Reading Silvio A. Zavala’s (1935) monumental work on
Spanish Encomienda, La encomienda Indiana,
I found a passage that captured particularly my attention. It dealt with
the problem Spanish Crown officials faced when taxing the natives entrusted to Spanish grantees in the
Philippines, the so called encomenderos at
the beginning of the 17th century. The
questions the Spanish monarchy and its officials were asking at that time were:
How do we tax Philippine natives? Do we tax them by collecting the fees in
goods or by collecting actual money, that is, gold and silver?
This is the passage that intrigued me, as it reflected
the many contradictions of early forms of capitalism:
The
royal decree of 16 February of 1602 commanded the governor of the Philippines,
Don Pedro de Acuña,
to oversee if, as the prosecutor of the Audience informs, the tax of eight
reales that the Indians pay now in goods by their own choice is inconvenient.

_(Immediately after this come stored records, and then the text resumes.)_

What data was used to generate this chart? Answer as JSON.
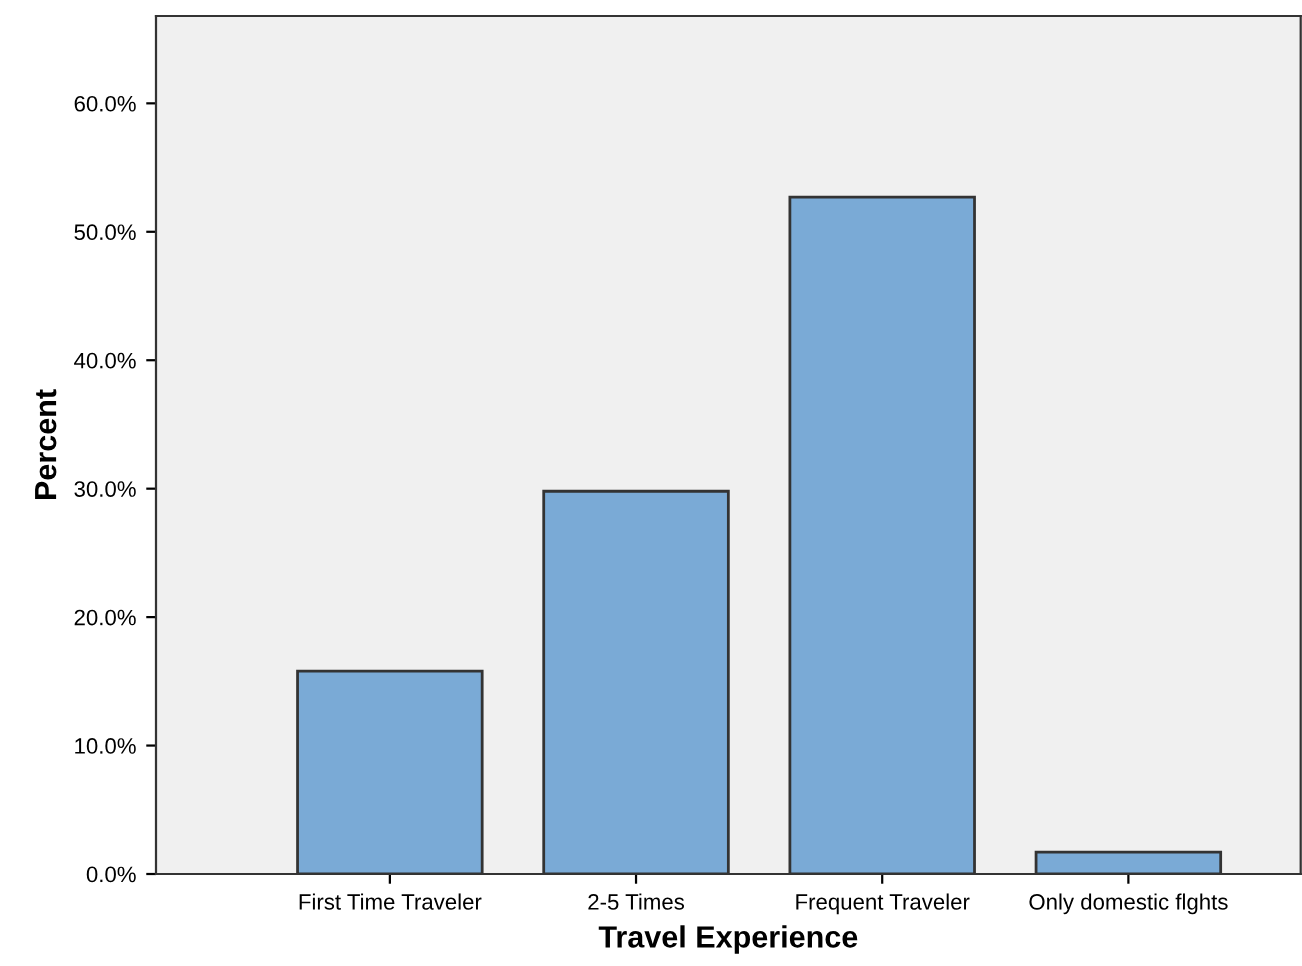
{
  "chart_data": {
    "type": "bar",
    "xlabel": "Travel Experience",
    "ylabel": "Percent",
    "categories": [
      "First Time Traveler",
      "2-5 Times",
      "Frequent Traveler",
      "Only domestic flghts"
    ],
    "values": [
      15.8,
      29.8,
      52.7,
      1.7
    ],
    "color": "#7aaad6",
    "ylim": [
      0,
      66.8
    ],
    "yticks": [
      {
        "value": 0,
        "label": "0.0%"
      },
      {
        "value": 10,
        "label": "10.0%"
      },
      {
        "value": 20,
        "label": "20.0%"
      },
      {
        "value": 30,
        "label": "30.0%"
      },
      {
        "value": 40,
        "label": "40.0%"
      },
      {
        "value": 50,
        "label": "50.0%"
      },
      {
        "value": 60,
        "label": "60.0%"
      }
    ],
    "grid": false,
    "legend": false
  }
}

The prosecutor held the view that before, by demanding to pay their taxes in
goods, they produced them; now they buy the cloaks from the
Chinese and do not weave them, and they do not mine gold. The King mandates
that the most appropriate order be given to charge the fees. (Zavala, 1935, pp.
773-774)
These contradictions could be expressed nowadays by
competing forms of economic development. On the one hand, we have economies
that encourage the making of a fast buck, such as those of developing countries
that encourage free trade, open up their domestic markets and engage in the
retailing of products manufactured abroad, including China. The way to finance
the consumption of foreign goods is by selling no manufacture-intensive
commodities, that is, raw material. Because the economy is not labour intensive
and the production processes are simple, the entrepreneurs and the workforce
remain unsophisticated. On the other hand, we have economies that are not that
radical in the defence of open markets, at least they are not keen on opening
up their domestic markets, and prefer to manufacture goods locally. This kind
of system requires massive amounts of capital and may create the true capitalist
entrepreneur, the industrialist and the proletariat.
Salazar (2003) traces back this contradiction to the
discovery and colonial periods, to the collision of different modes of
production represented by the higher ideals set by traders, merchants and
military captains that engaged in exploration and pillaging as a way to acquire
gold, what he calls ‘the first conquest enterprise’ or ‘societas maris’, and the deviant and lower ideals set by the
conquerors as they became settlers and sought autonomy from European powers,
what he calls the ‘popular enterprise of production and exporting’ that created
a proto colonial bourgeoisie (pp. 36-37). Eventually, the deviant idea was the
seed of independence. The former mode of production is the one of the adelantados, explorers such as Cortés in Mexico and Pizarro
in Peru. The latter mode of production is the one of Valdivia in Chile, an adelantado that did not find any
treasures to pillage and therefore had no other choice than putting his
soldiers to work in the settlements.
Yet there is still another contradiction in the
aforementioned case of the Philippine Encomienda. If the Spaniards let the
Indians engage in trading and retailing of commodities, taking advantage of the
Philippines geographic position as a trading hub, as it stands near continental
China and the Pacific islands that produced spices and manufactured goods, the
master-serf relation that characterised the Encomienda would de facto come to an end. Ultimately,
this meant that the natives would become entrepreneurs, businessmen and gain extraordinary
levels of autonomy. They would move upward the social ladder severing the ties
that locked them to their colonial masters. Thus, the Spaniards had many
reasons to control Chinese trade in Manila and the Philippines in general and
tax the Philippine natives in goods instead of cash. In that way they could have
them working in the fields and mines, keeping them as serfs. However, these
reasons betrayed the Spanish mercantilist fixation with rapidly acquiring gold and
silver. The introduction of the market, ruled by the abstraction of exchange
value and currency, was a way to end up the old feudal order.
Referencias
Zavala, Silvio (1935).
La encomienda Indiana. Madrid: Editorial Porrúa.
Salazar, Gabriel (2003). Historia de la acumulación
capitalista en Chile. Santiago: LOM Ediciones.